Umsatz von Heilmitteln um neun Prozent auf 4,4 Milliarden Euro gestiegen

Im Durchschnitt bekam jeder gesetzlich Versicherte Heilmittel für rund 63 Euro verschrieben. Doch die regionalen Unterschiede sind groß: Mit jeweils über 80 Euro verordneten die Ärzte in den Metropolregionen Berlin und Hamburg am teuersten – 28 Prozent mehr als im Bundesdurchschnitt. In der Region Westfalen-Lippe hingegen lag der Pro-Kopf-Wert bei 46 Euro (27 Prozent unter dem bundesweiten Durchschnitt).

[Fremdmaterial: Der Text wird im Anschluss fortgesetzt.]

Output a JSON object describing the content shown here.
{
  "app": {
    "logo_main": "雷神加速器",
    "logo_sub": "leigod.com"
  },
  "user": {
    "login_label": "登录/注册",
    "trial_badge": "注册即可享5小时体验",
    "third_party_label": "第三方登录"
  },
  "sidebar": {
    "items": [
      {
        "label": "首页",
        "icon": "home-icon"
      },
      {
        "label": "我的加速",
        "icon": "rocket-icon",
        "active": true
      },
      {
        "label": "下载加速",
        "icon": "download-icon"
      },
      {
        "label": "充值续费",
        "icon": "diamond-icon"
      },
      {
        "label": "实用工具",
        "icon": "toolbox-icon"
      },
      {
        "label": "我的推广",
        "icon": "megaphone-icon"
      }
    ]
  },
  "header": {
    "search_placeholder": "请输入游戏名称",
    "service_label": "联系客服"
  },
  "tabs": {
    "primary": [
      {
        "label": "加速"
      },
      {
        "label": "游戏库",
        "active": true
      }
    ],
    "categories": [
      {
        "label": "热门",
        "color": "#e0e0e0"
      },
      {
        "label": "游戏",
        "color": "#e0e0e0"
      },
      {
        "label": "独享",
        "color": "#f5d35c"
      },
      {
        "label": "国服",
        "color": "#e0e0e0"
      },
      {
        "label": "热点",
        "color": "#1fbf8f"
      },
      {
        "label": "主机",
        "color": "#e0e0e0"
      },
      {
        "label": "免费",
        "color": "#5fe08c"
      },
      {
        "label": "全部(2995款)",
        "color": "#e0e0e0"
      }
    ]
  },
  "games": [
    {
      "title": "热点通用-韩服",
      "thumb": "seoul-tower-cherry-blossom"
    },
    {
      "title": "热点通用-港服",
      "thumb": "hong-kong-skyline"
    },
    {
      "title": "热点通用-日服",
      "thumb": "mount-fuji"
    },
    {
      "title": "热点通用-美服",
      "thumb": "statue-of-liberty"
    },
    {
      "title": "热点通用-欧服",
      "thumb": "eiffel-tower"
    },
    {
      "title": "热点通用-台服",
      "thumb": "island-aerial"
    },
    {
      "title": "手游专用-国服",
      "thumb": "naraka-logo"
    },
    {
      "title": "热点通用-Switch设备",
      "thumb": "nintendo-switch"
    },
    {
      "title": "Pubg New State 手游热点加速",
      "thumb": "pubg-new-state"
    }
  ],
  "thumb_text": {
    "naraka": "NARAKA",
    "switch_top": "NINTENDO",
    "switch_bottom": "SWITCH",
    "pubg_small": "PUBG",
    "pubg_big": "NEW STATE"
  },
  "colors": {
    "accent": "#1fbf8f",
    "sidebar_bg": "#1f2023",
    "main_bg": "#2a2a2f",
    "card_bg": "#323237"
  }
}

Der Wert je verordnetem Heilmittel betrug statistisch gesehen 107 Euro. Das mit Abstand umsatzstärkste Heilmittel war im letzten Jahr Krankengymnastik (1,3 Milliarden Euro). Es folgen Ergotherapie (398 Millionen Euro) und Sprachtherapie (367 Millionen Euro).

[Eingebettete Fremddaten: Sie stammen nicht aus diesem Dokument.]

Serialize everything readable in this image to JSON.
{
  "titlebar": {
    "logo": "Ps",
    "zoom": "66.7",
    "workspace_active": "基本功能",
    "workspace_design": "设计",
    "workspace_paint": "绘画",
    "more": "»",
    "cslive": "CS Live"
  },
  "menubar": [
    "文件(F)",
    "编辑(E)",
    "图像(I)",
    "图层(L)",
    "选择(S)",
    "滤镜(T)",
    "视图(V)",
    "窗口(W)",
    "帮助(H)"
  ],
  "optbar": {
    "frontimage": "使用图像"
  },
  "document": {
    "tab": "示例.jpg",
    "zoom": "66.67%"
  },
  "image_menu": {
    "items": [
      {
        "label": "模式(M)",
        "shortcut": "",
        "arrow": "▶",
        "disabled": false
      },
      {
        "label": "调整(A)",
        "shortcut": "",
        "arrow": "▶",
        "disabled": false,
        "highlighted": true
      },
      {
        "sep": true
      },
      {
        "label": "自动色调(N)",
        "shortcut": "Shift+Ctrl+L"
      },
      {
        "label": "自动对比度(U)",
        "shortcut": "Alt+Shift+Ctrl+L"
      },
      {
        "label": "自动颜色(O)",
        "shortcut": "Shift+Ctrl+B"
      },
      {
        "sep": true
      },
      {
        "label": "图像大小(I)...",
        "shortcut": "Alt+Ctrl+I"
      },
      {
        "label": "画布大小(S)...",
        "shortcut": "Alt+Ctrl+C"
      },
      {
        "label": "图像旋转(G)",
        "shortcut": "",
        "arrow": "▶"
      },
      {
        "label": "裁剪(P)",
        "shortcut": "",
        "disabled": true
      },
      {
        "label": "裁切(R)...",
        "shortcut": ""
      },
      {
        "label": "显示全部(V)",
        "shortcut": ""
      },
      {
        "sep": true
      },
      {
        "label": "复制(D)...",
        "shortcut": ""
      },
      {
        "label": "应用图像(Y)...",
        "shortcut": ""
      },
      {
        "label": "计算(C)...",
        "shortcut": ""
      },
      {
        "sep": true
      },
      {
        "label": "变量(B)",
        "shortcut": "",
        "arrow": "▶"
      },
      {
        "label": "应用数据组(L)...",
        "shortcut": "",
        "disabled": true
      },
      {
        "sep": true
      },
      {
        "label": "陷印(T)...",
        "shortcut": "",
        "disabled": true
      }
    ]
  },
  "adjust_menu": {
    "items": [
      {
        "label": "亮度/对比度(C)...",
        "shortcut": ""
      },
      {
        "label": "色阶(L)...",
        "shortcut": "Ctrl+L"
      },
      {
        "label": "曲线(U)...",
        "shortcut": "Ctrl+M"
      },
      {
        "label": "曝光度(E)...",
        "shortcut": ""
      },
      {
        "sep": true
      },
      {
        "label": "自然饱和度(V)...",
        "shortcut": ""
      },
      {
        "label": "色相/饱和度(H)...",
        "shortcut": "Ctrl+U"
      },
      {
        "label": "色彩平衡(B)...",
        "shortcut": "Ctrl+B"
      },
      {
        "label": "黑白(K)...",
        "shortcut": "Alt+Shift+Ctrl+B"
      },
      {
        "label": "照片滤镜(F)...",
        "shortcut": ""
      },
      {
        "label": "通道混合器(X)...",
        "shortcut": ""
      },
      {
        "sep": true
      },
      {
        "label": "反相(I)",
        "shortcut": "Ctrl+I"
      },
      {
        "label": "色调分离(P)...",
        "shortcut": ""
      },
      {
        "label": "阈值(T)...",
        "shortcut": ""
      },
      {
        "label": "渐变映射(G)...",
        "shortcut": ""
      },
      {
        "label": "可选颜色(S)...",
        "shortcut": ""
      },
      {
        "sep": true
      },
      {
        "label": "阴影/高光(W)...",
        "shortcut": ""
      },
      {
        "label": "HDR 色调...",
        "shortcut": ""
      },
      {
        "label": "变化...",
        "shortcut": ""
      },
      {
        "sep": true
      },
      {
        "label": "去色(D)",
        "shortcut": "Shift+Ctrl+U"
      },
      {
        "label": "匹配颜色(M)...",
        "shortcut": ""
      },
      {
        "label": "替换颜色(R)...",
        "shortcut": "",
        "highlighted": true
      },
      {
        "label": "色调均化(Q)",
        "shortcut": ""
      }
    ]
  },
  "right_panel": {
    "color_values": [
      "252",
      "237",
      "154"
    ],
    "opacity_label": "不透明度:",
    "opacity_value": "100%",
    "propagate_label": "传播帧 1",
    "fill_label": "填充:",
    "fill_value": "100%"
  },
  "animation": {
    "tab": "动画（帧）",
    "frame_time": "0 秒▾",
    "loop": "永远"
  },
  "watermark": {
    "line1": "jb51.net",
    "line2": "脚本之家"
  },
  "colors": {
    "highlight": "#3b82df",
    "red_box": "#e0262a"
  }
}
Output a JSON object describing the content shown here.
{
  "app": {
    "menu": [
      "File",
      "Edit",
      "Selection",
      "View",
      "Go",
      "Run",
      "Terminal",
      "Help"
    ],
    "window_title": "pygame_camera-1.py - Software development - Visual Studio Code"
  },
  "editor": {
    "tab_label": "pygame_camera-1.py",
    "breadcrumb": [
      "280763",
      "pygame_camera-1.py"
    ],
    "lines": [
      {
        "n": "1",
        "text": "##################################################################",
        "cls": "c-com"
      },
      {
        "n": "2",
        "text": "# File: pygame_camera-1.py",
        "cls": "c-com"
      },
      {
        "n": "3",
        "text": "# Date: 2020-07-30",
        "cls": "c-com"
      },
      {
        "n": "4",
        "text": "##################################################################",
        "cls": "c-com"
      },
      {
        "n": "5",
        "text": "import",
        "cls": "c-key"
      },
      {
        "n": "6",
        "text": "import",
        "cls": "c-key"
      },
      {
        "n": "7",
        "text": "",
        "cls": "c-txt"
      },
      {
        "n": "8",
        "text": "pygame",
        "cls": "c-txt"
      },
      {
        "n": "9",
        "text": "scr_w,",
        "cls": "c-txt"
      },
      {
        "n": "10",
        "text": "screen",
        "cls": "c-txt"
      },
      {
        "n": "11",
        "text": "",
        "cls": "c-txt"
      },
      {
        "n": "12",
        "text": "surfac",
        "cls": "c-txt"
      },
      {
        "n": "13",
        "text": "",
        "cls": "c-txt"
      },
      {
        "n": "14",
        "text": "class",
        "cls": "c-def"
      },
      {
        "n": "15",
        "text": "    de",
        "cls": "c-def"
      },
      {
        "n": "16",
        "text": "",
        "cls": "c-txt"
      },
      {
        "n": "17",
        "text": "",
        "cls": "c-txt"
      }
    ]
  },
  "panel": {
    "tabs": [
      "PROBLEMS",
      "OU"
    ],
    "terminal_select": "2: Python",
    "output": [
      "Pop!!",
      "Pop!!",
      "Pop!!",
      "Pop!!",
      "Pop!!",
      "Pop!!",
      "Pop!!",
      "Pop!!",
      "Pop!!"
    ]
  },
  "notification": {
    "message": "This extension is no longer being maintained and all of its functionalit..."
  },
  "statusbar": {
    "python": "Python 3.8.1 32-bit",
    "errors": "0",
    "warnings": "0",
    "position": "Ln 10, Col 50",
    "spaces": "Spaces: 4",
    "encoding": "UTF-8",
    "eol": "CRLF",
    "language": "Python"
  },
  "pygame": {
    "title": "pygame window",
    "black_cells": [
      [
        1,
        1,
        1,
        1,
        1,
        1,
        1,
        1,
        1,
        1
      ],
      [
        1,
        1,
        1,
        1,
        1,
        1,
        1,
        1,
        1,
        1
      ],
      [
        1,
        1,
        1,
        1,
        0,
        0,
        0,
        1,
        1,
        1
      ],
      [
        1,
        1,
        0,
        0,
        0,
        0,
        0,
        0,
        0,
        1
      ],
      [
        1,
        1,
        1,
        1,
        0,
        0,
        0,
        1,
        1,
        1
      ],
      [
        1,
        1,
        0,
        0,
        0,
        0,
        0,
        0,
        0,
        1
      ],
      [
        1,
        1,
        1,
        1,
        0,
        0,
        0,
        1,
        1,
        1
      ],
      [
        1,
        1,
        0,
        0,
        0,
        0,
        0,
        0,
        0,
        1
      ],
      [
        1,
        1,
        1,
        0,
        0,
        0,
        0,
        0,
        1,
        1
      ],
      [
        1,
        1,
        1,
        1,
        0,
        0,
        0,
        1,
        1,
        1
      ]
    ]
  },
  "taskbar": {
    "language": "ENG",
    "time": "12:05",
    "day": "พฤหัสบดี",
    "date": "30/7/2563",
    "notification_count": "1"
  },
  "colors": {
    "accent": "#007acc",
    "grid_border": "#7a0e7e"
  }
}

Die Statistiken sind im Internet unter www.gkv-his.de Datei-Symbol zu finden.

Quelle: TK-Pressestelle


Das Projekt GKV-HIS

Träger des GKV-Heilmittel-Informations-System (GKV-HIS) ist seit dem 1. Juli 2008 der GKV-Spitzenverband. Die Projektdurchführung wird unterstützt durch die Informationstechnische Servicestelle der Gesetzlichen Krankenversicherung GmbH (ITSG), Rodgau.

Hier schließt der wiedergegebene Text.